What's the difference between these two:
scale(A, center=TRUE, scale=FALSE)
Which will embed a matrix within your data.frame
AND
scale(df$A, center=TRUE, scale=FALSE)
df$A = as.numeric(df$A)
From the help file for scale() we see that it returns,
"For scale.default, the centered, scaled matrix."
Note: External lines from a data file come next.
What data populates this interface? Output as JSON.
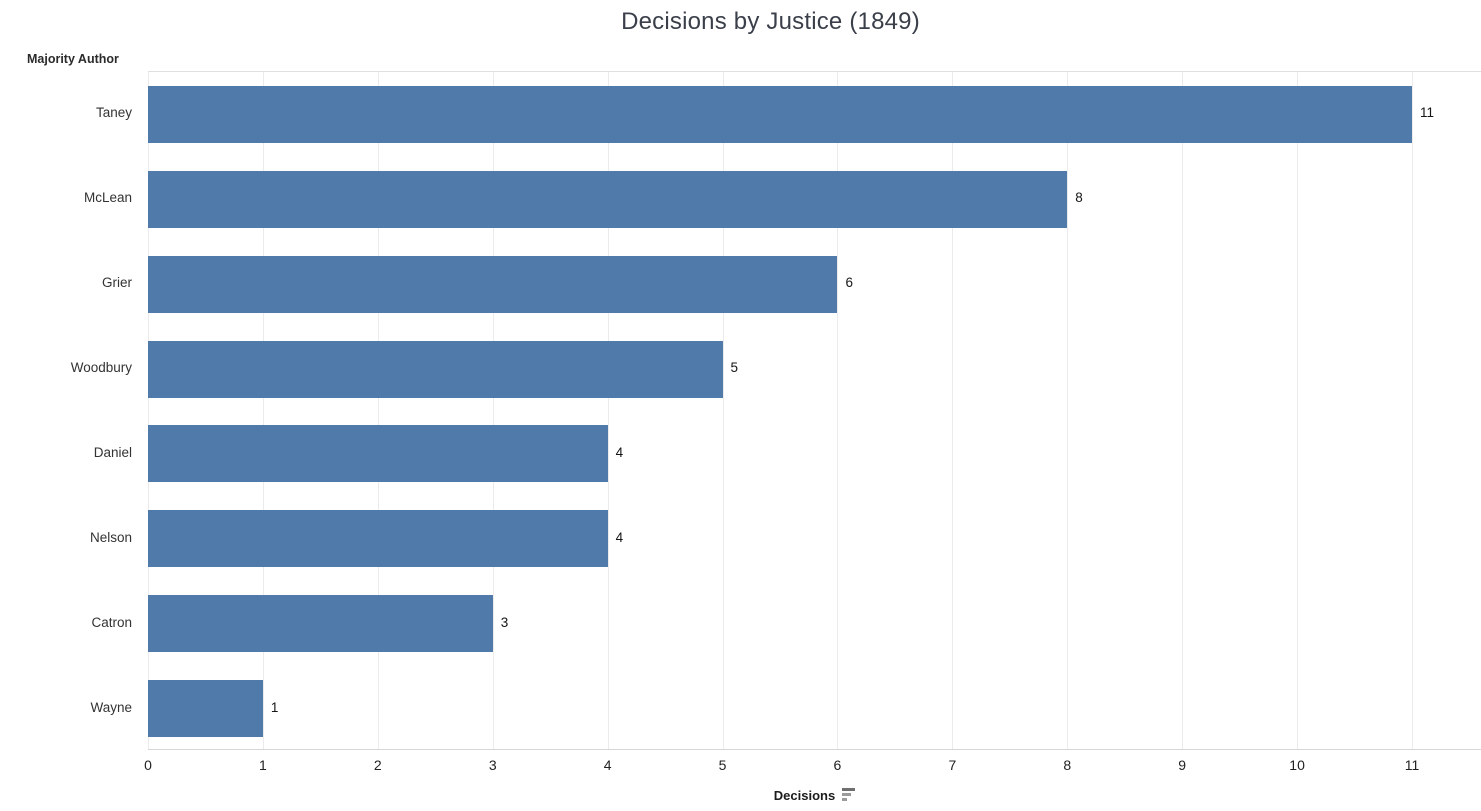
{
  "title": "Decisions by Justice (1849)",
  "row_axis_label": "Majority Author",
  "x_axis": {
    "label": "Decisions",
    "sort_icon": "sort-descending-icon",
    "ticks": [
      0,
      1,
      2,
      3,
      4,
      5,
      6,
      7,
      8,
      9,
      10,
      11
    ],
    "min": 0,
    "max": 11
  },
  "chart_data": {
    "type": "bar",
    "orientation": "horizontal",
    "title": "Decisions by Justice (1849)",
    "categories": [
      "Taney",
      "McLean",
      "Grier",
      "Woodbury",
      "Daniel",
      "Nelson",
      "Catron",
      "Wayne"
    ],
    "values": [
      11,
      8,
      6,
      5,
      4,
      4,
      3,
      1
    ],
    "data_labels": [
      "11",
      "8",
      "6",
      "5",
      "4",
      "4",
      "3",
      "1"
    ],
    "xlabel": "Decisions",
    "ylabel": "Majority Author",
    "xlim": [
      0,
      11.6
    ],
    "grid": true,
    "legend": "none",
    "sort": "descending"
  },
  "colors": {
    "bar": "#4f7aa9",
    "gridline": "#ebebeb",
    "axis_line": "#d6d6d6",
    "title_text": "#3a3f4a",
    "label_text": "#333333",
    "value_text": "#151515",
    "background": "#ffffff"
  }
}
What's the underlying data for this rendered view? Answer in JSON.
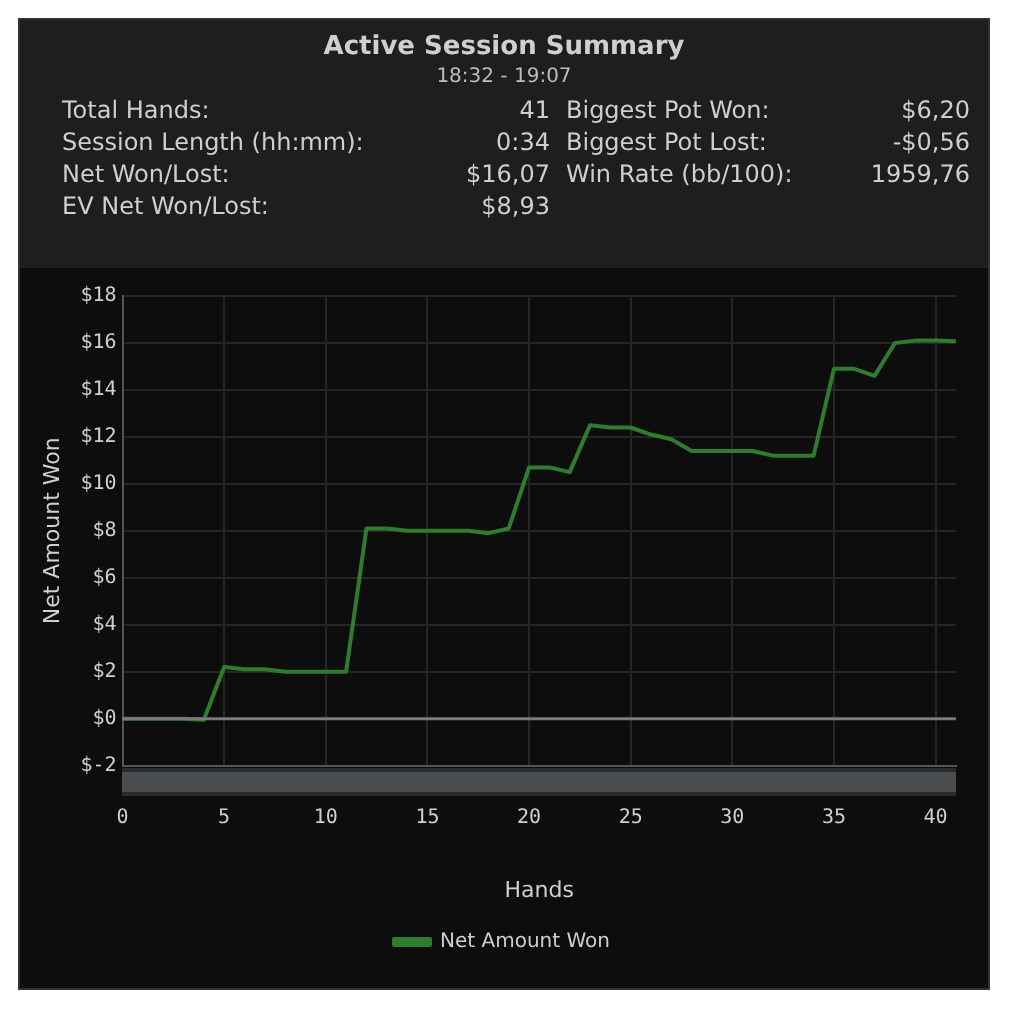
{
  "chart_data": {
    "type": "line",
    "title": "Active Session Summary",
    "subtitle": "18:32 - 19:07",
    "annotations": [
      "Total Hands:",
      "41",
      "Biggest Pot Won:",
      "$6,20",
      "Session Length (hh:mm):",
      "0:34",
      "Biggest Pot Lost:",
      "-$0,56",
      "Net Won/Lost:",
      "$16,07",
      "Win Rate (bb/100):",
      "1959,76",
      "EV Net Won/Lost:",
      "$8,93"
    ],
    "xlabel": "Hands",
    "ylabel": "Net Amount Won",
    "x": [
      0,
      1,
      2,
      3,
      4,
      5,
      6,
      7,
      8,
      9,
      10,
      11,
      12,
      13,
      14,
      15,
      16,
      17,
      18,
      19,
      20,
      21,
      22,
      23,
      24,
      25,
      26,
      27,
      28,
      29,
      30,
      31,
      32,
      33,
      34,
      35,
      36,
      37,
      38,
      39,
      40,
      41
    ],
    "series": [
      {
        "name": "Net Amount Won",
        "color": "#2e7d2e",
        "values": [
          0,
          0,
          0,
          0,
          -0.05,
          2.2,
          2.1,
          2.1,
          2.0,
          2.0,
          2.0,
          2.0,
          8.1,
          8.1,
          8.0,
          8.0,
          8.0,
          8.0,
          7.9,
          8.1,
          10.7,
          10.7,
          10.5,
          12.5,
          12.4,
          12.4,
          12.1,
          11.9,
          11.4,
          11.4,
          11.4,
          11.4,
          11.2,
          11.2,
          11.2,
          14.9,
          14.9,
          14.6,
          16.0,
          16.1,
          16.1,
          16.07
        ]
      }
    ],
    "xlim": [
      0,
      41
    ],
    "xticks": [
      0,
      5,
      10,
      15,
      20,
      25,
      30,
      35,
      40
    ],
    "ylim": [
      -2,
      18
    ],
    "yticks": [
      {
        "value": -2,
        "label": "$-2"
      },
      {
        "value": 0,
        "label": "$0"
      },
      {
        "value": 2,
        "label": "$2"
      },
      {
        "value": 4,
        "label": "$4"
      },
      {
        "value": 6,
        "label": "$6"
      },
      {
        "value": 8,
        "label": "$8"
      },
      {
        "value": 10,
        "label": "$10"
      },
      {
        "value": 12,
        "label": "$12"
      },
      {
        "value": 14,
        "label": "$14"
      },
      {
        "value": 16,
        "label": "$16"
      },
      {
        "value": 18,
        "label": "$18"
      }
    ],
    "ref_lines": [
      {
        "axis": "y",
        "value": 0,
        "color": "#7a7a7a"
      }
    ],
    "grid": true,
    "legend": "bottom",
    "marker": "none",
    "line_style": "solid"
  }
}
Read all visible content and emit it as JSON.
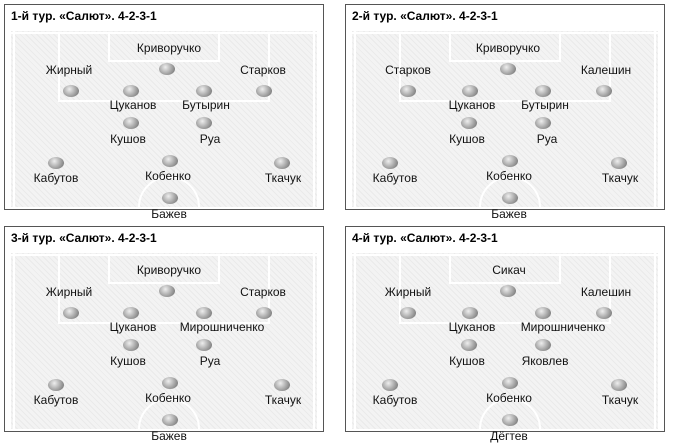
{
  "panels": [
    {
      "title": "1-й тур.  «Салют». 4-2-3-1",
      "players": {
        "p1": "Криворучко",
        "p2": "Жирный",
        "p3": "Старков",
        "p4": "Цуканов",
        "p5": "Бутырин",
        "p6": "Кушов",
        "p7": "Руа",
        "p8": "Кабутов",
        "p9": "Кобенко",
        "p10": "Ткачук",
        "p11": "Бажев"
      }
    },
    {
      "title": "2-й тур.  «Салют». 4-2-3-1",
      "players": {
        "p1": "Криворучко",
        "p2": "Старков",
        "p3": "Калешин",
        "p4": "Цуканов",
        "p5": "Бутырин",
        "p6": "Кушов",
        "p7": "Руа",
        "p8": "Кабутов",
        "p9": "Кобенко",
        "p10": "Ткачук",
        "p11": "Бажев"
      }
    },
    {
      "title": "3-й тур.  «Салют». 4-2-3-1",
      "players": {
        "p1": "Криворучко",
        "p2": "Жирный",
        "p3": "Старков",
        "p4": "Цуканов",
        "p5": "Мирошниченко",
        "p6": "Кушов",
        "p7": "Руа",
        "p8": "Кабутов",
        "p9": "Кобенко",
        "p10": "Ткачук",
        "p11": "Бажев"
      }
    },
    {
      "title": "4-й тур.  «Салют». 4-2-3-1",
      "players": {
        "p1": "Сикач",
        "p2": "Жирный",
        "p3": "Калешин",
        "p4": "Цуканов",
        "p5": "Мирошниченко",
        "p6": "Кушов",
        "p7": "Яковлев",
        "p8": "Кабутов",
        "p9": "Кобенко",
        "p10": "Ткачук",
        "p11": "Дёгтев"
      }
    }
  ]
}
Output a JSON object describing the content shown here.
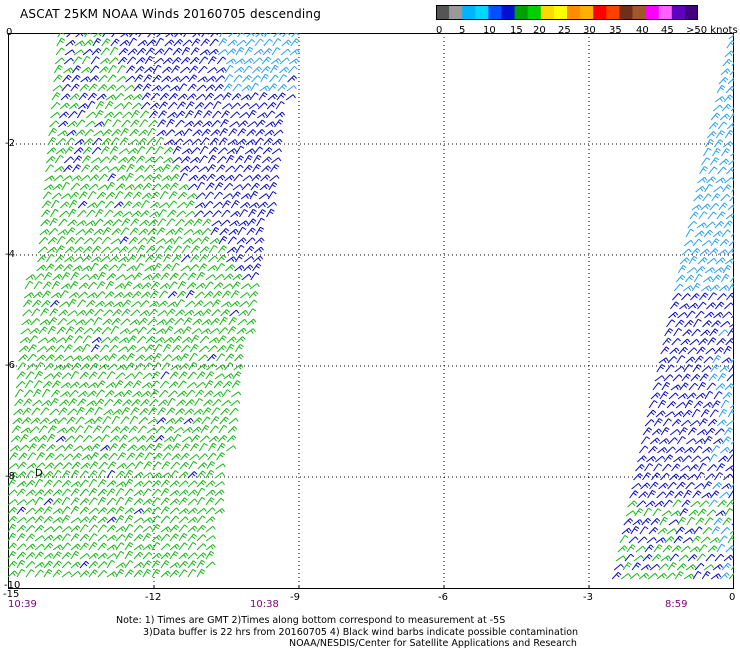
{
  "title": "ASCAT 25KM NOAA Winds 20160705 descending",
  "colorbar": {
    "colors": [
      "#555555",
      "#999999",
      "#00b4ff",
      "#00d8ff",
      "#0050ff",
      "#0010d0",
      "#00a000",
      "#00d000",
      "#ffd800",
      "#ffff00",
      "#ff8c00",
      "#ffb000",
      "#ff0000",
      "#ff4000",
      "#703018",
      "#a05828",
      "#ff00ff",
      "#ff60ff",
      "#6000c0",
      "#400080"
    ],
    "labels": [
      "0",
      "5",
      "10",
      "15",
      "20",
      "25",
      "30",
      "35",
      "40",
      "45",
      ">50 knots"
    ]
  },
  "axes": {
    "y_labels": [
      "0",
      "-2",
      "-4",
      "-6",
      "-8",
      "-10"
    ],
    "x_labels": [
      "-15",
      "-12",
      "-9",
      "-6",
      "-3",
      "0"
    ]
  },
  "times": [
    "10:39",
    "10:38",
    "8:59"
  ],
  "notes": [
    "Note: 1) Times are GMT 2)Times along bottom correspond to measurement at -5S",
    "3)Data buffer is 22 hrs from 20160705 4) Black wind barbs indicate possible contamination",
    "NOAA/NESDIS/Center for Satellite Applications and Research"
  ],
  "wind_colors": {
    "green": "#14b814",
    "blue": "#0a0ac8",
    "light_blue": "#2aa0f0"
  },
  "marker": "D"
}
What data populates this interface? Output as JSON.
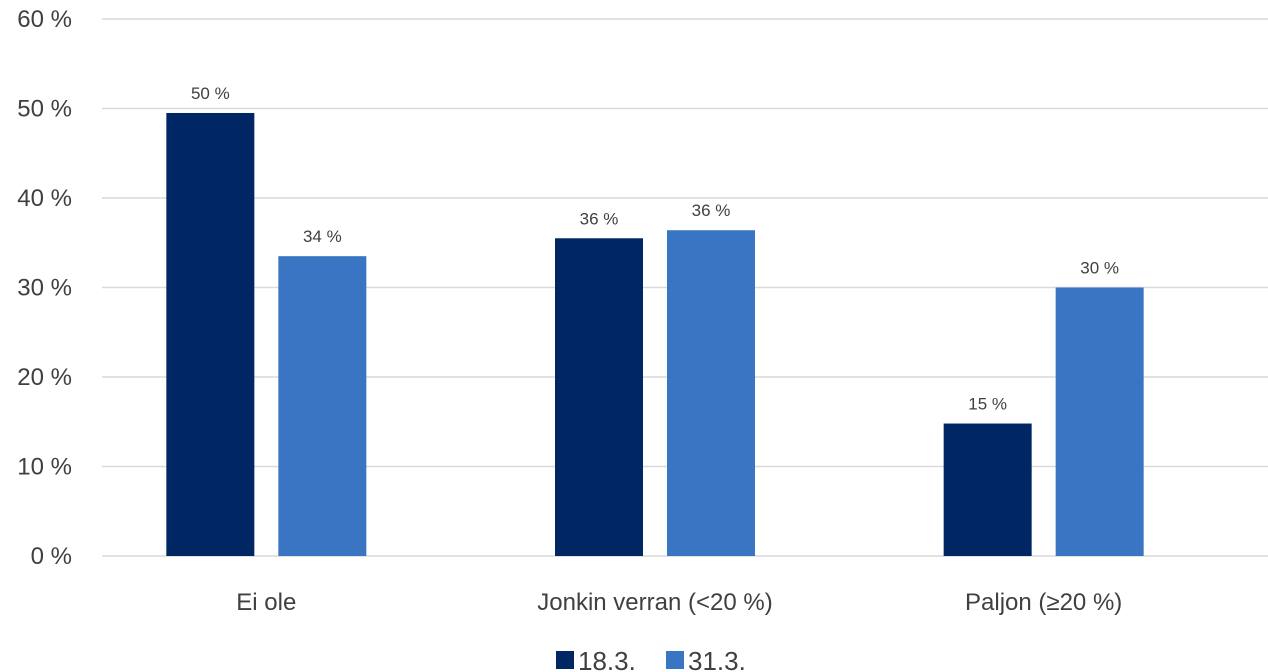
{
  "chart_data": {
    "type": "bar",
    "categories": [
      "Ei ole",
      "Jonkin verran (<20 %)",
      "Paljon (≥20 %)"
    ],
    "series": [
      {
        "name": "18.3.",
        "values": [
          49.5,
          35.5,
          14.8
        ],
        "labels": [
          "50 %",
          "36 %",
          "15 %"
        ],
        "color": "#002663"
      },
      {
        "name": "31.3.",
        "values": [
          33.5,
          36.4,
          30.0
        ],
        "labels": [
          "34 %",
          "36 %",
          "30 %"
        ],
        "color": "#3a75c4"
      }
    ],
    "ylim": [
      0,
      60
    ],
    "yticks": [
      0,
      10,
      20,
      30,
      40,
      50,
      60
    ],
    "ytick_labels": [
      "0 %",
      "10 %",
      "20 %",
      "30 %",
      "40 %",
      "50 %",
      "60 %"
    ],
    "grid": true,
    "gridline_color": "#d9d9d9",
    "legend_position": "bottom",
    "title": "",
    "xlabel": "",
    "ylabel": ""
  }
}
You are getting back a matrix with attributes for scaled and center. as.numeric(AA) strips off those attributes which is the difference between your first and second method. c(AA) does the same thing. I would guess as.numeric() either calls c() (through as.double()) or uses the same method it does.
set.seed(1234)
test <- data.frame(matrix(runif(10*5),10,5))
head(test)
X1 X2 X3 X4 X5
1 0.1137034 0.6935913 0.31661245 0.4560915 0.5533336
2 0.6222994 0.5449748 0.30269337 0.2651867 0.6464061
3 0.6092747 0.2827336 0.15904600 0.3046722 0.3118243
4 0.6233794 0.9234335 0.03999592 0.5073069 0.6218192
5 0.8609154 0.2923158 0.21879954 0.1810962 0.3297702
6 0.6403106 0.8372956 0.81059855 0.7596706 0.5019975
# center and scale
testVar <- scale(test[,1])
testVar
[,1]
[1,] -1.36612292
[2,] 0.48410899
[3,] 0.43672627
[4,] 0.48803808
[5,] 1.35217501
[6,] 0.54963231
[7,] -1.74522210
[8,] -0.93376661
[9,] 0.64339300
[10,] 0.09103797
attr(,"scaled:center")
[1] 0.4892264
attr(,"scaled:scale")
[1] 0.2748823
# put testvar back with its friends
bindVar <- cbind(testVar,test[,2:5])
# run a regression with 'matrix form' y var
testLm1 <- lm(testVar~.,data=bindVar)
# strip non-name attributes
testVar <- as.numeric(testVar)
# rebind and regress
bindVar <- cbind(testVar,test[,2:5])
testLm2 <- lm(testVar~.,data=bindVar)
# check for equality
all.equal(testLm1, testLm2)
[1] TRUE
lm() seems to return the same thing so it appears they both are the same.